I think what it comes down to is that game music serves a wide variety of purposes. Sometimes it’s placed in a cinematic to effect our emotions in some way. Sometimes the music’s purpose is to stay out of the way of the gameplay and characters, acting as a background color for an active world. This game is perfect example of the latter, and I want to emphasize that while game music is important in every game it shouldn’t necessarily be the center of attention in every game.
Anyways, long rant over. Let’s dive into today’s track!
I can’t remember how many times I’ve done a track about a scifi-based game before, but I feel like more often than not these space battle tracks feature parallel perfect intervals very prominently. In the beginning of this track we see a repeated bass pattern that acts as both a piece of melodic interest and later as a pedal point, which allows Hajime Wakai to explore very dissonant harmonies later on. We don’t see any strong melodic content until bar 11, where a short melodic fragments flirts with our ears and gives us a vague confirmation of the tonality. The same melodic fragment returns in bar 17 but with the added power of a strong quartal chord (in addition to the trill on the flute), which creates a half-cadence feel here.
The piece continues with its quartal structure after this cadence, adding some interesting chromatic harmony in the melody in bar 21. I like to think this harmonic pattern gives the piece a character of “flirting with danger,” which is incredibly appropriate given the Star Fox team is flying through an asteroid field.

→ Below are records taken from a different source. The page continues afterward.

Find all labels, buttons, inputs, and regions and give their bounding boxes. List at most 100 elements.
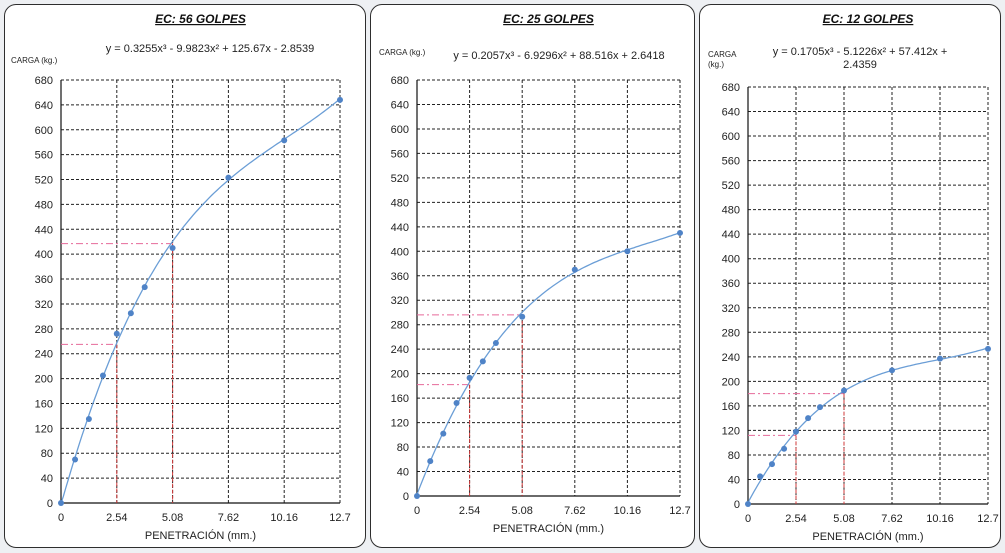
chart-title: EC: 56 GOLPES (155, 12, 246, 26)
y-tick-label: 0 (47, 498, 53, 510)
y-tick-label: 640 (35, 100, 53, 112)
y-tick-label: 320 (722, 303, 740, 315)
y-tick-label: 360 (391, 271, 409, 283)
grid (747, 86, 989, 505)
y-tick-label: 560 (391, 148, 409, 160)
x-tick-label: 5.08 (511, 505, 532, 517)
x-tick-label: 2.54 (106, 512, 127, 524)
x-tick-label: 2.54 (459, 505, 480, 517)
y-tick-label: 120 (722, 425, 740, 437)
data-point (624, 248, 631, 255)
x-tick-label: 7.62 (564, 505, 585, 517)
data-point (337, 96, 343, 103)
y-tick-label: 560 (35, 150, 53, 162)
y-tick-label: 320 (391, 295, 409, 307)
y-tick-label: 600 (391, 124, 409, 136)
y-tick-label: 440 (722, 229, 740, 241)
data-point (414, 493, 420, 499)
data-point (466, 374, 473, 381)
data-point (85, 416, 92, 423)
y-tick-label: 480 (35, 199, 53, 211)
y-tick-label: 680 (35, 75, 53, 87)
chart-title: EC: 25 GOLPES (503, 12, 594, 26)
data-point (937, 355, 943, 362)
y-tick-label: 520 (722, 180, 740, 192)
y-tick-label: 200 (35, 374, 53, 386)
y-tick-label: 280 (722, 327, 740, 339)
x-tick-label: 2.54 (785, 513, 806, 525)
y-tick-label: 240 (722, 352, 740, 364)
y-tick-label: 200 (722, 376, 740, 388)
y-tick-label: 640 (722, 107, 740, 119)
data-point (985, 345, 991, 352)
data-point (677, 229, 683, 236)
data-point (841, 387, 847, 394)
y-tick-label: 400 (722, 254, 740, 266)
y-tick-label: 480 (391, 197, 409, 209)
trendline-curve (416, 232, 681, 495)
data-point (58, 500, 64, 506)
y-tick-label: 200 (391, 369, 409, 381)
y-axis-label: CARGA (kg.) (11, 56, 58, 65)
y-tick-label: 440 (35, 224, 53, 236)
y-tick-label: 680 (391, 75, 409, 87)
y-axis-label: CARGA (kg.) (708, 50, 737, 69)
chart-panel: EC: 12 GOLPES y = 0.1705x³ - 5.1226x² + 5… (699, 4, 1001, 548)
x-tick-label: 12.7 (977, 513, 998, 525)
chart-svg: EC: 56 GOLPES y = 0.3255x³ - 9.9823x² + 1… (11, 12, 351, 542)
data-point (225, 174, 232, 181)
data-point (113, 330, 120, 337)
trendline-equation: y = 0.3255x³ - 9.9823x² + 125.67x - 2.85… (106, 43, 315, 55)
trendline-equation: y = 0.2057x³ - 6.9296x² + 88.516x + 2.64… (453, 50, 664, 62)
data-point (141, 284, 148, 291)
y-tick-label: 240 (35, 349, 53, 361)
axes (60, 80, 340, 504)
data-point (793, 428, 799, 435)
x-tick-label: 5.08 (833, 513, 854, 525)
y-tick-label: 0 (734, 499, 740, 511)
data-point (769, 461, 775, 468)
x-tick-label: 0 (414, 505, 420, 517)
data-point (519, 313, 526, 320)
x-axis-label: PENETRACIÓN (mm.) (145, 529, 256, 542)
y-tick-label: 0 (403, 491, 409, 503)
data-point (745, 501, 751, 507)
y-tick-label: 600 (722, 131, 740, 143)
y-tick-label: 280 (391, 320, 409, 332)
y-tick-label: 520 (35, 175, 53, 187)
x-tick-label: 10.16 (614, 505, 642, 517)
chart-panel: EC: 25 GOLPES y = 0.2057x³ - 6.9296x² + 8… (370, 4, 695, 548)
chart-panel: EC: 56 GOLPES y = 0.3255x³ - 9.9823x² + 1… (4, 4, 366, 548)
y-tick-label: 480 (722, 205, 740, 217)
trendline-curve (747, 347, 989, 503)
axes (747, 87, 988, 505)
data-point (99, 372, 106, 379)
y-tick-label: 320 (35, 299, 53, 311)
data-point (72, 456, 79, 463)
x-tick-label: 7.62 (218, 512, 239, 524)
data-point (169, 244, 176, 251)
y-tick-label: 40 (728, 474, 740, 486)
data-point (440, 430, 447, 437)
data-point (492, 340, 499, 347)
y-tick-label: 360 (35, 274, 53, 286)
y-tick-label: 360 (722, 278, 740, 290)
data-point (781, 445, 788, 452)
data-point (757, 473, 764, 480)
x-tick-label: 12.7 (669, 505, 690, 517)
x-tick-label: 7.62 (881, 513, 902, 525)
y-tick-label: 80 (397, 442, 409, 454)
data-point (805, 415, 812, 422)
y-tick-label: 40 (41, 473, 53, 485)
y-tick-label: 120 (391, 418, 409, 430)
grid (60, 79, 341, 504)
data-point (479, 358, 486, 365)
y-tick-label: 280 (35, 324, 53, 336)
x-tick-label: 12.7 (329, 512, 350, 524)
grid (416, 79, 681, 497)
x-axis-label: PENETRACIÓN (mm.) (812, 530, 923, 543)
x-tick-label: 10.16 (270, 512, 298, 524)
data-point (281, 137, 288, 144)
y-tick-label: 560 (722, 156, 740, 168)
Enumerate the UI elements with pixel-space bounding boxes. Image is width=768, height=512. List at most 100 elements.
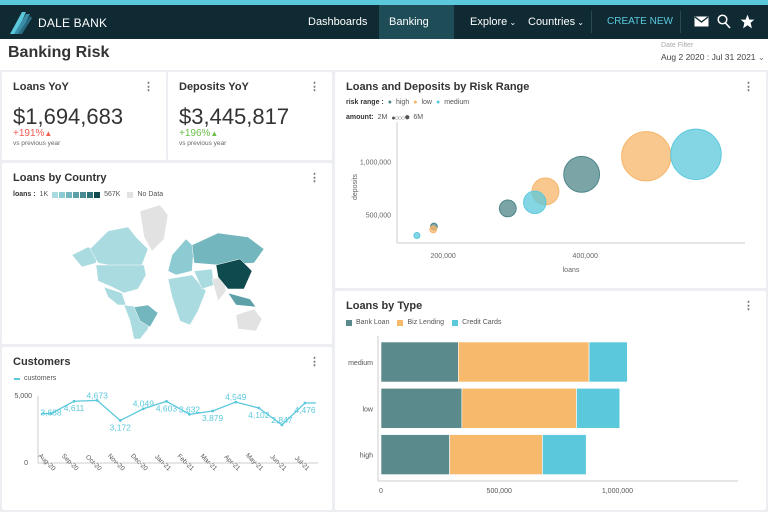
data-label: 3,172 bbox=[110, 422, 132, 432]
card-title: Customers bbox=[13, 356, 71, 368]
bar-segment-bank-loan bbox=[380, 434, 450, 475]
data-point bbox=[280, 423, 284, 427]
legend-entry: high bbox=[395, 99, 410, 106]
kpi-value: $1,694,683 bbox=[13, 104, 124, 129]
loans-by-country-card: Loans by Country ⋮ loans : 1K 567K No Da… bbox=[2, 163, 332, 344]
brand-logo[interactable]: DALE BANK bbox=[8, 10, 107, 36]
data-label: 4,049 bbox=[133, 399, 155, 409]
map-region-russia bbox=[191, 232, 265, 266]
data-label: 4,549 bbox=[225, 392, 247, 402]
legend-label: risk range : bbox=[346, 99, 384, 106]
more-menu-icon[interactable]: ⋮ bbox=[309, 356, 320, 368]
date-filter-dropdown[interactable]: Aug 2 2020 : Jul 31 2021 ⌄ bbox=[661, 52, 765, 63]
data-label: 4,603 bbox=[156, 403, 178, 413]
legend-min: 1K bbox=[39, 191, 49, 198]
data-label: 3,688 bbox=[40, 408, 62, 418]
bubble-medium bbox=[670, 128, 722, 181]
data-label: 4,673 bbox=[87, 390, 109, 400]
bar-legend: Bank Loan Biz Lending Credit Cards bbox=[346, 319, 501, 326]
mail-icon[interactable] bbox=[694, 16, 709, 27]
map-region-southeast-asia bbox=[227, 292, 257, 308]
customers-line-chart[interactable]: 05,0003,688Aug-204,611Sep-204,673Oct-203… bbox=[2, 347, 332, 510]
data-point bbox=[188, 412, 191, 416]
more-menu-icon[interactable]: ⋮ bbox=[143, 81, 154, 93]
world-map[interactable] bbox=[68, 201, 268, 341]
bar-segment-bank-loan bbox=[380, 341, 459, 383]
chevron-down-icon: ⌄ bbox=[757, 52, 766, 62]
kpi-change: +196%▲ bbox=[179, 128, 218, 139]
star-icon[interactable] bbox=[740, 14, 755, 29]
loans-yoy-card: Loans YoY ⋮ $1,694,683 +191%▲ vs previou… bbox=[2, 72, 166, 160]
bubble-chart[interactable]: 200,000 400,000 500,000 1,000,000 loans depos… bbox=[335, 72, 766, 288]
legend-label: loans : bbox=[13, 191, 36, 198]
map-region-europe bbox=[167, 238, 195, 276]
more-menu-icon[interactable]: ⋮ bbox=[309, 81, 320, 93]
risk-range-legend: risk range : ● high ● low ● medium bbox=[346, 99, 469, 106]
legend-swatch bbox=[397, 319, 404, 326]
data-point bbox=[165, 399, 168, 403]
y-tick-label: low bbox=[362, 406, 373, 413]
create-new-button[interactable]: CREATE NEW bbox=[607, 16, 673, 27]
x-tick-label: Jul-21 bbox=[293, 455, 311, 473]
more-menu-icon[interactable]: ⋮ bbox=[743, 300, 754, 312]
search-icon[interactable] bbox=[717, 14, 731, 29]
data-label: 2,847 bbox=[271, 415, 293, 425]
data-point bbox=[72, 399, 76, 403]
legend-entry: medium bbox=[444, 99, 470, 106]
nav-dashboards[interactable]: Dashboards bbox=[308, 16, 368, 28]
data-label: 4,102 bbox=[248, 410, 270, 420]
data-point bbox=[49, 412, 53, 415]
size-max: 6M bbox=[413, 114, 424, 121]
x-tick-label: 200,000 bbox=[431, 253, 456, 260]
data-point bbox=[303, 401, 307, 405]
bar-segment-credit-cards bbox=[588, 341, 628, 383]
x-tick-label: 500,000 bbox=[487, 488, 512, 495]
kpi-caption: vs previous year bbox=[13, 140, 61, 147]
y-tick-label: high bbox=[360, 453, 373, 460]
nav-banking-risk[interactable]: Banking risk bbox=[379, 5, 454, 62]
map-region-china bbox=[215, 258, 253, 290]
customers-card: Customers ⋮ customers 0 5,000 3,688 Aug-20 4… bbox=[2, 347, 332, 510]
x-tick-label: May-21 bbox=[244, 452, 265, 473]
scale-swatch bbox=[80, 191, 87, 198]
color-scale bbox=[52, 191, 101, 198]
brand-name: DALE BANK bbox=[38, 16, 108, 30]
legend-max: 567K bbox=[104, 191, 121, 198]
legend-entry: customers bbox=[24, 375, 57, 382]
y-axis-label: deposits bbox=[352, 173, 359, 200]
more-menu-icon[interactable]: ⋮ bbox=[743, 81, 754, 93]
nav-divider bbox=[591, 11, 592, 33]
size-min: 2M bbox=[377, 114, 388, 121]
chevron-down-icon: ⌄ bbox=[575, 18, 585, 27]
loans-deposits-risk-card: Loans and Deposits by Risk Range ⋮ risk … bbox=[335, 72, 766, 288]
stacked-bar-chart[interactable]: 0 500,000 1,000,000 medium low high bbox=[335, 291, 766, 510]
data-point bbox=[234, 400, 238, 404]
customers-line bbox=[41, 399, 316, 426]
y-tick-label: medium bbox=[348, 360, 373, 367]
scale-swatch bbox=[94, 191, 101, 198]
data-label: 3,879 bbox=[202, 413, 224, 423]
data-label: 3,632 bbox=[179, 404, 201, 414]
kpi-value: $3,445,817 bbox=[179, 104, 290, 129]
data-point bbox=[141, 407, 145, 411]
loans-by-type-card: Loans by Type ⋮ Bank Loan Biz Lending Cr… bbox=[335, 291, 766, 510]
legend-dot-icon: ● bbox=[413, 99, 418, 106]
scale-swatch bbox=[73, 191, 80, 198]
legend-swatch bbox=[14, 377, 20, 380]
nav-countries[interactable]: Countries ⌄ bbox=[518, 5, 594, 39]
card-title: Deposits YoY bbox=[179, 81, 249, 93]
more-menu-icon[interactable]: ⋮ bbox=[309, 172, 320, 184]
data-label: 4,476 bbox=[294, 405, 316, 415]
triangle-up-icon: ▲ bbox=[210, 129, 219, 138]
nav-explore[interactable]: Explore ⌄ bbox=[460, 5, 526, 39]
data-point bbox=[118, 419, 122, 422]
bar-segment-bank-loan bbox=[380, 388, 463, 429]
top-accent-stripe bbox=[0, 0, 768, 5]
top-navbar: DALE BANK Dashboards Banking risk Explor… bbox=[0, 5, 768, 62]
legend-swatch bbox=[346, 319, 352, 326]
legend-label: amount: bbox=[346, 114, 374, 121]
legend-entry: low bbox=[421, 99, 432, 106]
date-filter-label: Date Filter bbox=[661, 42, 694, 49]
bubble-low bbox=[621, 131, 672, 182]
date-filter-value: Aug 2 2020 : Jul 31 2021 bbox=[661, 52, 756, 62]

Bar 29 brings with it (finally) the presence of tonal harmony, however it is centered around the Eb major key area, compared to the presence of E minor in the previous quartal section. The shift from quartal to tertiary allows for this strange modulation to be surprisingly effective, particularly when combined with the strong transition from the previous segment, a chromatic, vaguely tonal passage. You can clearly hear how this new melody sounds more romantic than before.
The transition back to the beginning of the piece is very slick. While this piece has been consistently in ¾ so far the bars have generally been in groups of 4 and 2. Here the metric modulation from 3 to 4 allows for the phrase to be extended abnormally long, stretching out each dissonance to be as long as possible. The quartal chord structures created here by the bass and orchestra add to this dissonance, in addition to the presence of part of a whole-half diminished scale. This allows for another surprise modulation out of Eb and back to E minor while repeating back to the beginning of the piece.
That’s it for today, I hope you guys enjoyed it!
Bonus Track: Quick disclaimer: I’ve never played Star Fox Adventures. I was perusing the soundtrack to find something to contrast today’s post and stumbled upon this piece of beauty. As a saxophonist and a jazz player, all I have to say is lol.